Though Cindy’s cancer journey consisted of a few detours and bumps along the way, she never allowed her diagnosis to deter her from accomplishing a healthy recovery.

“While receiving chemotherapy Cindy developed her own program to improve her health which included dietary changes, yoga and walking exercises, along with support groups that aid in the mental work accompanying the diagnosis of cancer,” says Dr. Lyons.

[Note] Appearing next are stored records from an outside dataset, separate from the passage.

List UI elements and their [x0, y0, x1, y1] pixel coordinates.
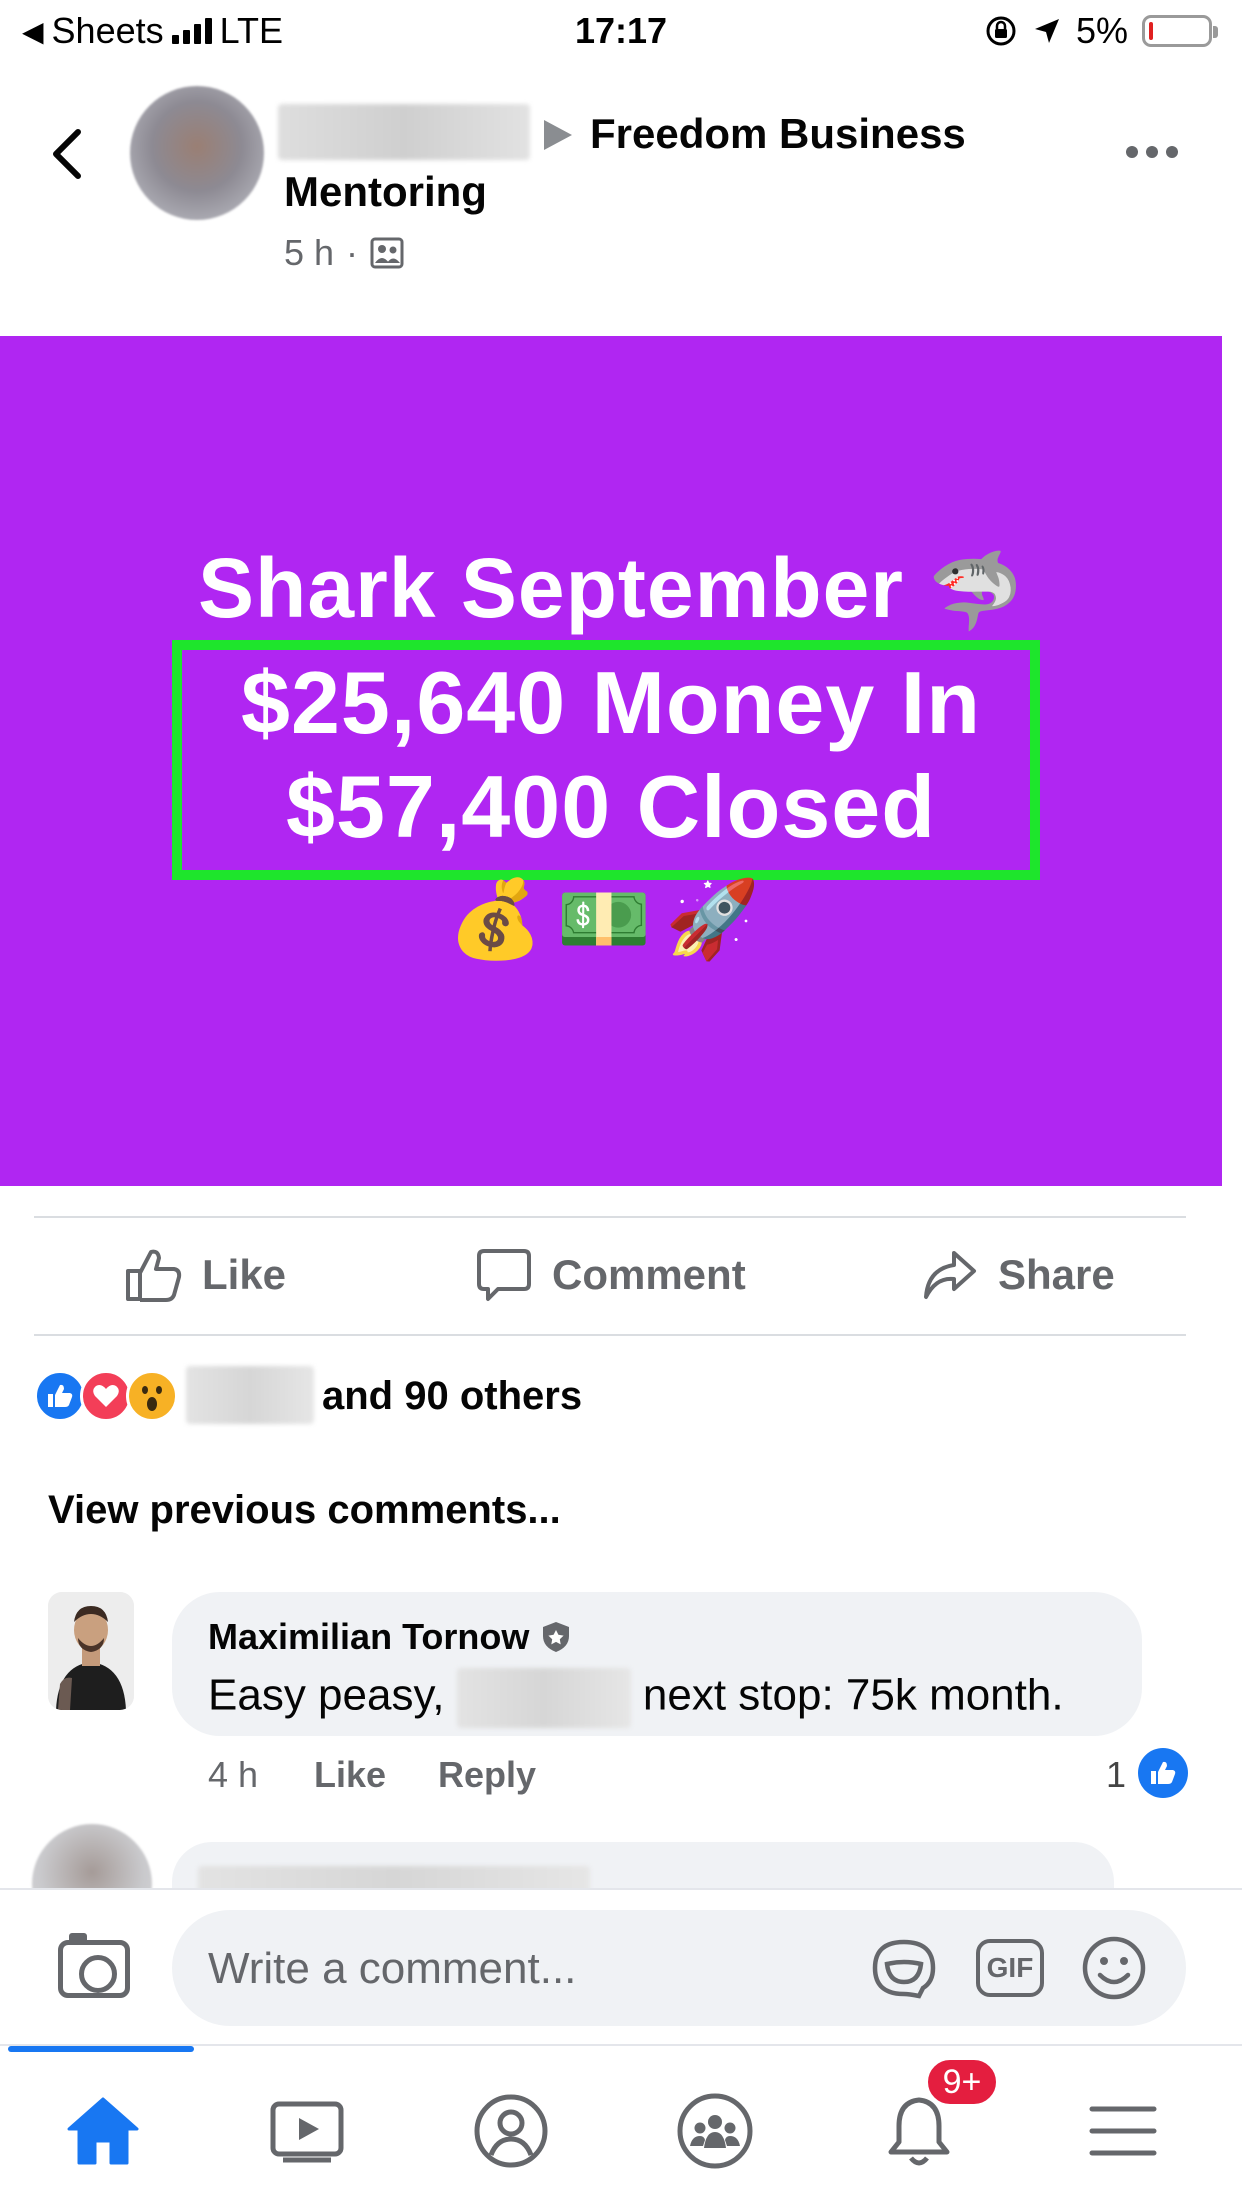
reaction-others-text[interactable]: and 90 others [322, 1374, 582, 1419]
group-name-line2[interactable]: Mentoring [284, 168, 487, 216]
closed-text: $57,400 Closed [286, 757, 936, 856]
comment-label: Comment [552, 1251, 746, 1298]
gif-label: GIF [976, 1939, 1044, 1997]
reactor-name-redacted[interactable] [186, 1366, 314, 1424]
share-label: Share [998, 1251, 1115, 1298]
more-options-icon[interactable] [1126, 146, 1178, 158]
post-time[interactable]: 5 h [284, 232, 334, 274]
thumbs-up-icon [126, 1249, 182, 1302]
comment-author-row: Maximilian Tornow [208, 1616, 571, 1658]
moderator-shield-icon [543, 1622, 570, 1652]
comment-text: Easy peasy, next stop: 75k month. [208, 1668, 1064, 1728]
profile-tab-icon[interactable] [466, 2086, 556, 2176]
location-icon [1034, 19, 1059, 43]
group-audience-icon [370, 237, 404, 269]
orientation-lock-icon [986, 16, 1016, 46]
watch-tab-icon[interactable] [262, 2086, 352, 2176]
view-previous-comments-link[interactable]: View previous comments... [48, 1488, 561, 1533]
menu-tab-icon[interactable] [1078, 2086, 1168, 2176]
status-bar: ◀ Sheets LTE 17:17 5% [0, 0, 1242, 62]
shark-emoji: 🦈 [928, 549, 1024, 634]
emoji-smile-icon[interactable] [1078, 1936, 1150, 2000]
divider-bottom [34, 1334, 1186, 1336]
camera-icon[interactable] [58, 1933, 130, 1998]
sticker-icon[interactable] [868, 1936, 940, 2000]
share-arrow-icon [924, 1251, 976, 1299]
comment-composer: Write a comment... GIF [0, 1888, 1242, 2044]
back-chevron-icon[interactable] [48, 128, 88, 180]
post-meta: 5 h · [284, 232, 404, 274]
like-button[interactable]: Like [124, 1240, 286, 1310]
comment-bubble-icon [477, 1249, 531, 1301]
gif-button[interactable]: GIF [974, 1936, 1046, 2000]
active-tab-indicator [8, 2046, 194, 2052]
poster-avatar[interactable] [130, 86, 264, 220]
like-label: Like [202, 1251, 287, 1298]
groups-tab-icon[interactable] [670, 2086, 760, 2176]
wow-reaction-icon [126, 1370, 178, 1422]
comment-input[interactable]: Write a comment... GIF [172, 1910, 1186, 2026]
comment-like-count[interactable]: 1 [1106, 1754, 1126, 1796]
money-in-text: $25,640 Money In [241, 653, 981, 752]
post-image[interactable]: Shark September 🦈 $25,640 Money In $57,4… [0, 336, 1222, 1186]
divider-top [34, 1216, 1186, 1218]
comment-like-badge-icon [1138, 1748, 1188, 1798]
commenter-avatar[interactable] [48, 1592, 134, 1710]
battery-percent: 5% [1075, 10, 1128, 51]
comment-author[interactable]: Maximilian Tornow [208, 1616, 529, 1658]
reactions-summary[interactable] [34, 1370, 178, 1422]
love-reaction-icon [80, 1370, 132, 1422]
comment-bubble[interactable]: Maximilian Tornow Easy peasy, next stop:… [172, 1592, 1142, 1736]
comment-time: 4 h [208, 1754, 259, 1795]
battery-icon [1142, 15, 1218, 47]
mentioned-name-redacted[interactable] [456, 1668, 631, 1728]
home-tab-icon[interactable] [58, 2086, 148, 2176]
like-reaction-icon [34, 1370, 86, 1422]
shared-to-arrow-icon [544, 120, 572, 150]
notification-badge: 9+ [924, 2056, 1000, 2108]
comment-input-placeholder[interactable]: Write a comment... [208, 1944, 576, 1994]
poster-name-redacted[interactable] [278, 104, 530, 160]
share-button[interactable]: Share [922, 1240, 1115, 1310]
status-right: 5% [984, 10, 1218, 52]
emoji-row: 💰💵🚀 [448, 877, 774, 962]
group-name-line1[interactable]: Freedom Business [590, 110, 966, 158]
comment-reply-link[interactable]: Reply [438, 1754, 536, 1796]
comment-like-link[interactable]: Like [314, 1754, 386, 1796]
comment-button[interactable]: Comment [476, 1240, 746, 1310]
bottom-nav [0, 2044, 1242, 2208]
meta-separator: · [346, 232, 359, 273]
post-image-title: Shark September 🦈 [198, 541, 1024, 635]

Cindy’s proactive attitude and the medical expertise of Dr. Lyons and the TCI care team propelled her toward recovery. Two years after diagnosis and completion of therapy, Dr. Lyons announced that Cindy was in remission. With a clean bill of health Cindy took her new lease on life and changed her career path, by enrolling in the graduate program of Health Science at California State University, Long Beach to pursue a Master’s Degree in Public Health.

“I started graduate school in the fall of 2005 post-diagnosis, because I truly felt that I could start something and finish it,” says Cindy. “I wanted to pursue a career in health care, because having the support of a strong health care system and support is the reason why I’m alive today.”

With hard work and determination, Cindy graduated and started her new career as part of Long Beach Medical Center's distinguished health care team. In the fall of 2007, she helped develop the gynecologic peer mentor program “Women Guiding Women”- 1 of only 2 peer-mentoring programs in the nation that aims to support newly diagnosed women with gynecologic cancer by offering a trained survivor as a peer mentor. Mentors provide over the phone support to encourage and empower women to share their journey with someone who has gone through a similar experience.

Reflecting on her strenuous cancer journey, Cindy and Dr. Lyons can both say that over the course of nine years, they have expanded their relationship from that of traditional doctor-to-patient to one of professional colleagues working together to improve the lives of cancer patients.

“I couldn’t thank Dr. Lyons and the care team enough,” says Cindy. “The nurses took such good care of me and my family. They answered any and every question we had and were more than welcoming to all of my visitors. Most of all, they provided me with psychosocial support in addition to the outstanding medical expertise, and that alone makes Long Beach Medical Center stand apart.”